I'm reading a very good book about the war in Afghanistan--called War, appropriately enough, by a journalist who was embedded there for a year, Sebastian Junger (also wrote The Perfect Storm). Happens I just read a bit about some of the guys going home on leave. One soldier was walking through an airport in Texas to get to a flight and some businessman got up and gave him his boarding pass--just switched with him. The soldier got to ride up in First Class and drink champagne. Cool thing to do.
It also mentioned the care packages--and who doesn't like to open packages? They have long periods of mind-numbing boredom between those other periods of much worse. You may not think it would mean much, doing something like this, but it does. Things like this make a real impression.

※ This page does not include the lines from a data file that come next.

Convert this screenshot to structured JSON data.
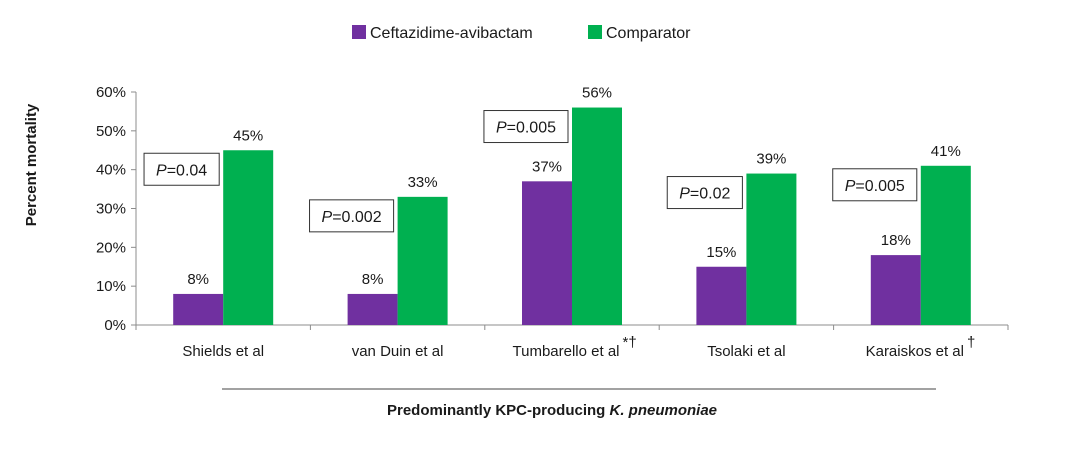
{
  "chart_data": {
    "type": "bar",
    "ylabel": "Percent mortality",
    "xlabel_prefix": "Predominantly KPC-producing ",
    "xlabel_italic": "K. pneumoniae",
    "ylim": [
      0,
      60
    ],
    "yticks": [
      {
        "value": 0,
        "label": "0%"
      },
      {
        "value": 10,
        "label": "10%"
      },
      {
        "value": 20,
        "label": "20%"
      },
      {
        "value": 30,
        "label": "30%"
      },
      {
        "value": 40,
        "label": "40%"
      },
      {
        "value": 50,
        "label": "50%"
      },
      {
        "value": 60,
        "label": "60%"
      }
    ],
    "categories": [
      {
        "label": "Shields et al",
        "mark": ""
      },
      {
        "label": "van Duin et al",
        "mark": ""
      },
      {
        "label": "Tumbarello et al",
        "mark": "*†"
      },
      {
        "label": "Tsolaki et al",
        "mark": ""
      },
      {
        "label": "Karaiskos et al",
        "mark": "†"
      }
    ],
    "series": [
      {
        "name": "Ceftazidime-avibactam",
        "color": "#7030a0",
        "values": [
          8,
          8,
          37,
          15,
          18
        ],
        "labels": [
          "8%",
          "8%",
          "37%",
          "15%",
          "18%"
        ]
      },
      {
        "name": "Comparator",
        "color": "#00b050",
        "values": [
          45,
          33,
          56,
          39,
          41
        ],
        "labels": [
          "45%",
          "33%",
          "56%",
          "39%",
          "41%"
        ]
      }
    ],
    "p_values": [
      {
        "prefix": "P",
        "value": "=0.04"
      },
      {
        "prefix": "P",
        "value": "=0.002"
      },
      {
        "prefix": "P",
        "value": "=0.005"
      },
      {
        "prefix": "P",
        "value": "=0.02"
      },
      {
        "prefix": "P",
        "value": "=0.005"
      }
    ],
    "legend_position": "top-center"
  }
}
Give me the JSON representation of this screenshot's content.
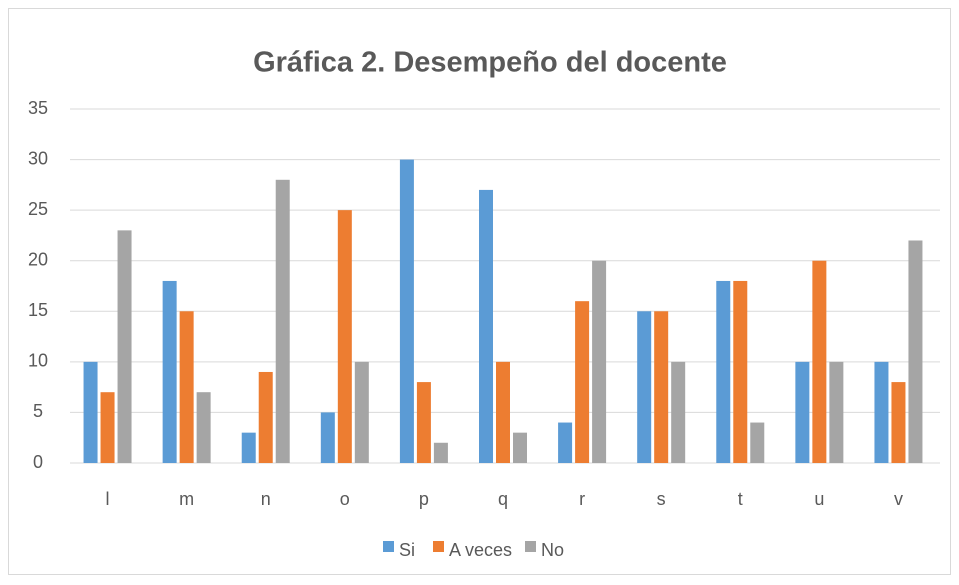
{
  "chart_data": {
    "type": "bar",
    "title": "Gráfica 2. Desempeño del docente",
    "categories": [
      "l",
      "m",
      "n",
      "o",
      "p",
      "q",
      "r",
      "s",
      "t",
      "u",
      "v"
    ],
    "series": [
      {
        "name": "Si",
        "color": "#5b9bd5",
        "values": [
          10,
          18,
          3,
          5,
          30,
          27,
          4,
          15,
          18,
          10,
          10
        ]
      },
      {
        "name": "A veces",
        "color": "#ed7d31",
        "values": [
          7,
          15,
          9,
          25,
          8,
          10,
          16,
          15,
          18,
          20,
          8
        ]
      },
      {
        "name": "No",
        "color": "#a5a5a5",
        "values": [
          23,
          7,
          28,
          10,
          2,
          3,
          20,
          10,
          4,
          10,
          22
        ]
      }
    ],
    "ylim": [
      0,
      35
    ],
    "yticks": [
      0,
      5,
      10,
      15,
      20,
      25,
      30,
      35
    ],
    "grid": true,
    "legend": "bottom"
  }
}
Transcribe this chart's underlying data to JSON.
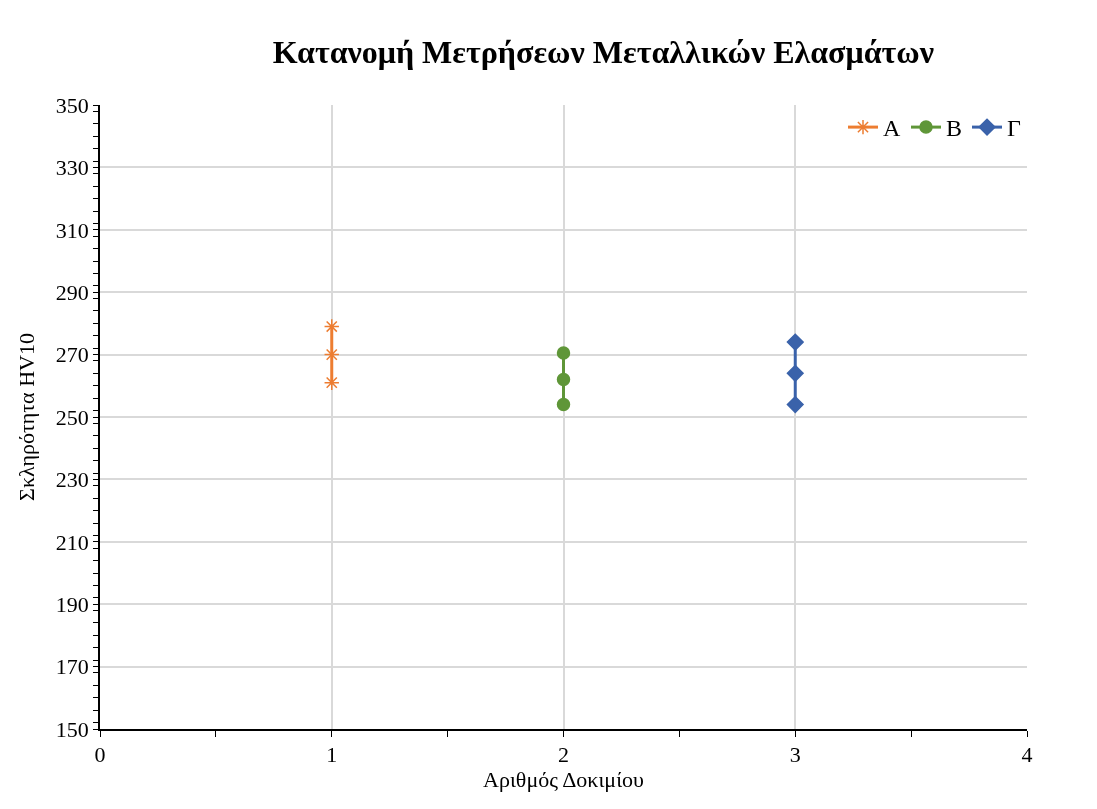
{
  "chart_data": {
    "type": "line",
    "title": "Κατανομή Μετρήσεων Μεταλλικών Ελασμάτων",
    "xlabel": "Αριθμός Δοκιμίου",
    "ylabel": "Σκληρότητα HV10",
    "series": [
      {
        "name": "A",
        "color": "#ed7d31",
        "marker": "cross",
        "x": [
          1,
          1,
          1
        ],
        "values": [
          279,
          270,
          261
        ]
      },
      {
        "name": "B",
        "color": "#5f9638",
        "marker": "circle",
        "x": [
          2,
          2,
          2
        ],
        "values": [
          270.5,
          262,
          254
        ]
      },
      {
        "name": "Γ",
        "color": "#3a62aa",
        "marker": "diamond",
        "x": [
          3,
          3,
          3
        ],
        "values": [
          274,
          264,
          254
        ]
      }
    ],
    "xlim": [
      0,
      4
    ],
    "xticks": [
      0,
      1,
      2,
      3,
      4
    ],
    "ylim": [
      150,
      350
    ],
    "yticks": [
      150,
      170,
      190,
      210,
      230,
      250,
      270,
      290,
      310,
      330,
      350
    ],
    "grid": true,
    "legend": "top right",
    "line_style": "solid"
  }
}
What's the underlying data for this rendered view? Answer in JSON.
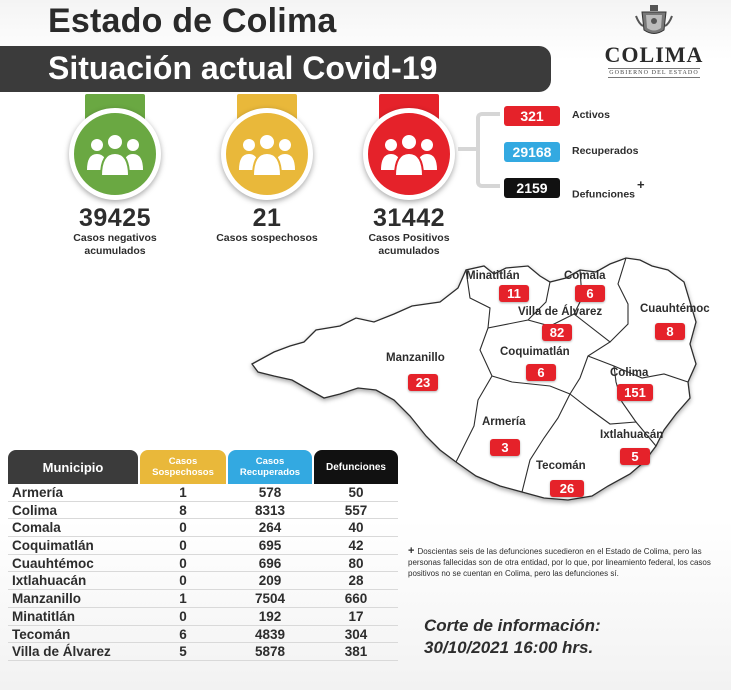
{
  "header": {
    "title_line1": "Estado de Colima",
    "title_line2": "Situación actual Covid-19"
  },
  "logo": {
    "name": "COLIMA",
    "subtitle": "GOBIERNO DEL ESTADO",
    "icon": "state-crest-icon"
  },
  "stats": [
    {
      "value": "39425",
      "label_line1": "Casos negativos",
      "label_line2": "acumulados",
      "color": "#6aa842",
      "icon": "people-group-icon"
    },
    {
      "value": "21",
      "label_line1": "Casos sospechosos",
      "label_line2": "",
      "color": "#e9b83a",
      "icon": "people-group-icon"
    },
    {
      "value": "31442",
      "label_line1": "Casos Positivos",
      "label_line2": "acumulados",
      "color": "#e5222a",
      "icon": "people-group-icon"
    }
  ],
  "breakdown": [
    {
      "value": "321",
      "label": "Activos",
      "color": "#e5222a"
    },
    {
      "value": "29168",
      "label": "Recuperados",
      "color": "#33a9e1"
    },
    {
      "value": "2159",
      "label": "Defunciones",
      "color": "#111111",
      "marker": "+"
    }
  ],
  "map": {
    "municipalities": [
      {
        "name": "Minatitlán",
        "value": "11"
      },
      {
        "name": "Comala",
        "value": "6"
      },
      {
        "name": "Villa de Álvarez",
        "value": "82"
      },
      {
        "name": "Cuauhtémoc",
        "value": "8"
      },
      {
        "name": "Manzanillo",
        "value": "23"
      },
      {
        "name": "Coquimatlán",
        "value": "6"
      },
      {
        "name": "Colima",
        "value": "151"
      },
      {
        "name": "Armería",
        "value": "3"
      },
      {
        "name": "Ixtlahuacán",
        "value": "5"
      },
      {
        "name": "Tecomán",
        "value": "26"
      }
    ]
  },
  "table": {
    "headers": [
      {
        "line1": "Municipio",
        "line2": "",
        "color": "#3b3b3b"
      },
      {
        "line1": "Casos",
        "line2": "Sospechosos",
        "color": "#e9b83a"
      },
      {
        "line1": "Casos",
        "line2": "Recuperados",
        "color": "#33a9e1"
      },
      {
        "line1": "Defunciones",
        "line2": "",
        "color": "#111111"
      }
    ],
    "rows": [
      {
        "municipio": "Armería",
        "sospechosos": "1",
        "recuperados": "578",
        "defunciones": "50"
      },
      {
        "municipio": "Colima",
        "sospechosos": "8",
        "recuperados": "8313",
        "defunciones": "557"
      },
      {
        "municipio": "Comala",
        "sospechosos": "0",
        "recuperados": "264",
        "defunciones": "40"
      },
      {
        "municipio": "Coquimatlán",
        "sospechosos": "0",
        "recuperados": "695",
        "defunciones": "42"
      },
      {
        "municipio": "Cuauhtémoc",
        "sospechosos": "0",
        "recuperados": "696",
        "defunciones": "80"
      },
      {
        "municipio": "Ixtlahuacán",
        "sospechosos": "0",
        "recuperados": "209",
        "defunciones": "28"
      },
      {
        "municipio": "Manzanillo",
        "sospechosos": "1",
        "recuperados": "7504",
        "defunciones": "660"
      },
      {
        "municipio": "Minatitlán",
        "sospechosos": "0",
        "recuperados": "192",
        "defunciones": "17"
      },
      {
        "municipio": "Tecomán",
        "sospechosos": "6",
        "recuperados": "4839",
        "defunciones": "304"
      },
      {
        "municipio": "Villa de Álvarez",
        "sospechosos": "5",
        "recuperados": "5878",
        "defunciones": "381"
      }
    ]
  },
  "footnote": {
    "marker": "+",
    "text": "Doscientas seis de las defunciones sucedieron en el Estado de Colima, pero las personas fallecidas son de otra entidad, por lo que, por lineamiento federal, los casos positivos no se cuentan en Colima, pero las defunciones sí."
  },
  "corte": {
    "label": "Corte de información:",
    "datetime": "30/10/2021 16:00 hrs."
  }
}
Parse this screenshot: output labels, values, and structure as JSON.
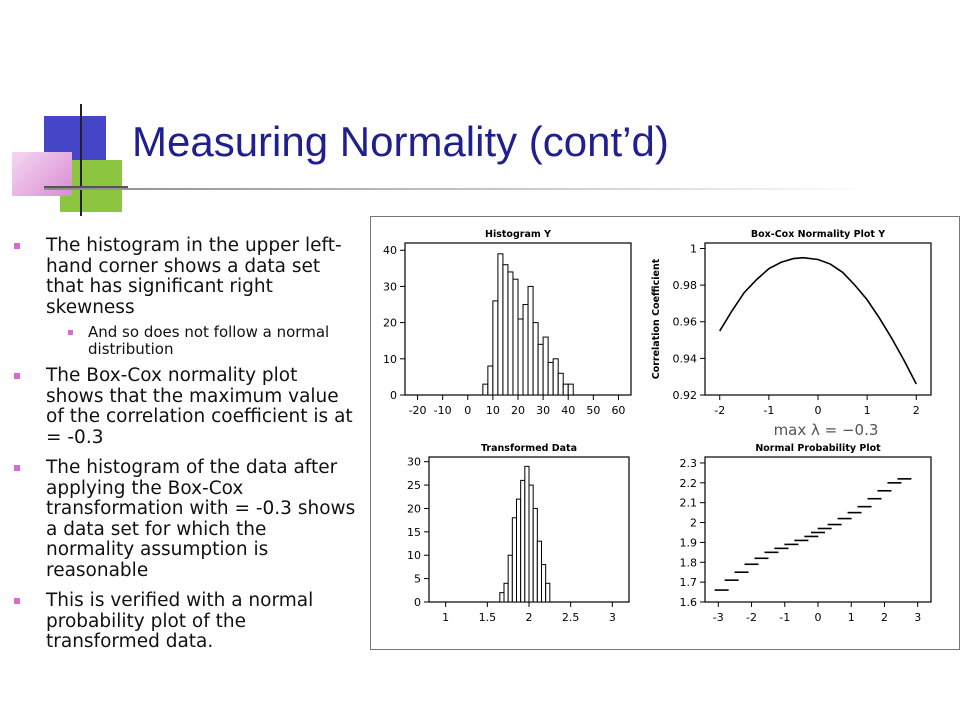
{
  "title": "Measuring Normality (cont’d)",
  "bullets": [
    {
      "level": 1,
      "text": "The histogram in the upper left-hand corner shows a data set that has significant right skewness"
    },
    {
      "level": 2,
      "text": "And so does not follow a normal distribution"
    },
    {
      "level": 1,
      "text": "The Box-Cox normality plot shows that the maximum value of the correlation coefficient is at    = -0.3"
    },
    {
      "level": 1,
      "text": "The histogram of the data after applying the Box-Cox transformation with    = -0.3 shows a data set for which the normality assumption is reasonable"
    },
    {
      "level": 1,
      "text": "This is verified with a normal probability plot of the transformed data."
    }
  ],
  "colors": {
    "title": "#1f1f8f",
    "bullet": "#d96ad2",
    "deco_blue": "#4545c8",
    "deco_green": "#8cc641",
    "deco_pink": "#d98cd2"
  },
  "chart_data": [
    {
      "type": "bar",
      "title": "Histogram Y",
      "xlim": [
        -25,
        65
      ],
      "ylim": [
        0,
        42
      ],
      "xticks": [
        "-20",
        "-10",
        "0",
        "10",
        "20",
        "30",
        "40",
        "50",
        "60"
      ],
      "yticks": [
        "0",
        "10",
        "20",
        "30",
        "40"
      ],
      "bin_width": 2,
      "bins": [
        6,
        8,
        10,
        12,
        14,
        16,
        18,
        20,
        22,
        24,
        26,
        28,
        30,
        32,
        34,
        36,
        38,
        40
      ],
      "values": [
        3,
        8,
        26,
        39,
        36,
        34,
        32,
        21,
        25,
        30,
        20,
        14,
        16,
        9,
        10,
        6,
        3,
        3
      ]
    },
    {
      "type": "line",
      "title": "Box-Cox Normality Plot Y",
      "ylabel": "Correlation Coefficient",
      "xlim": [
        -2.3,
        2.3
      ],
      "ylim": [
        0.92,
        1.003
      ],
      "xticks": [
        "-2",
        "-1",
        "0",
        "1",
        "2"
      ],
      "yticks": [
        "0.92",
        "0.94",
        "0.96",
        "0.98",
        "1"
      ],
      "annotation": "max λ = −0.3",
      "x": [
        -2.0,
        -1.75,
        -1.5,
        -1.25,
        -1.0,
        -0.75,
        -0.5,
        -0.3,
        0.0,
        0.25,
        0.5,
        0.75,
        1.0,
        1.25,
        1.5,
        1.75,
        2.0
      ],
      "y": [
        0.955,
        0.966,
        0.976,
        0.983,
        0.989,
        0.9925,
        0.9945,
        0.995,
        0.994,
        0.9915,
        0.987,
        0.98,
        0.972,
        0.962,
        0.951,
        0.939,
        0.926
      ]
    },
    {
      "type": "bar",
      "title": "Transformed Data",
      "xlim": [
        0.8,
        3.2
      ],
      "ylim": [
        0,
        31
      ],
      "xticks": [
        "1",
        "1.5",
        "2",
        "2.5",
        "3"
      ],
      "yticks": [
        "0",
        "5",
        "10",
        "15",
        "20",
        "25",
        "30"
      ],
      "bin_width": 0.05,
      "bins": [
        1.65,
        1.7,
        1.75,
        1.8,
        1.85,
        1.9,
        1.95,
        2.0,
        2.05,
        2.1,
        2.15,
        2.2
      ],
      "values": [
        2,
        4,
        10,
        18,
        22,
        26,
        29,
        25,
        20,
        13,
        8,
        4
      ]
    },
    {
      "type": "scatter",
      "title": "Normal Probability Plot",
      "xlim": [
        -3.4,
        3.4
      ],
      "ylim": [
        1.6,
        2.33
      ],
      "xticks": [
        "-3",
        "-2",
        "-1",
        "0",
        "1",
        "2",
        "3"
      ],
      "yticks": [
        "1.6",
        "1.7",
        "1.8",
        "1.9",
        "2",
        "2.1",
        "2.2",
        "2.3"
      ],
      "x": [
        -2.9,
        -2.6,
        -2.3,
        -2.0,
        -1.7,
        -1.4,
        -1.1,
        -0.8,
        -0.5,
        -0.2,
        0.0,
        0.2,
        0.5,
        0.8,
        1.1,
        1.4,
        1.7,
        2.0,
        2.3,
        2.6
      ],
      "y": [
        1.66,
        1.71,
        1.75,
        1.79,
        1.82,
        1.85,
        1.87,
        1.89,
        1.91,
        1.93,
        1.95,
        1.97,
        1.99,
        2.02,
        2.05,
        2.08,
        2.12,
        2.16,
        2.2,
        2.22
      ]
    }
  ]
}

The other way, too. I was in Yellowstone Park a few years ago and got talking to a pair of Good Ol' Boys from Alabama riding tricked-out Gold Wing trikes. We were talking about where we'd been, what we'd seen. I said they should see Yosemite. One of them about spit on the ground and said he swore he'd never set his foot in California again in his life, based on the b.s. reception he'd had from the locals in S.F. airport coming back from Vietnam. I didn't even live in California then, but it made me feel pretty bad about my adopted state. Point is, I'd rather leave a good feeling with guys we owe so much to than a bad one.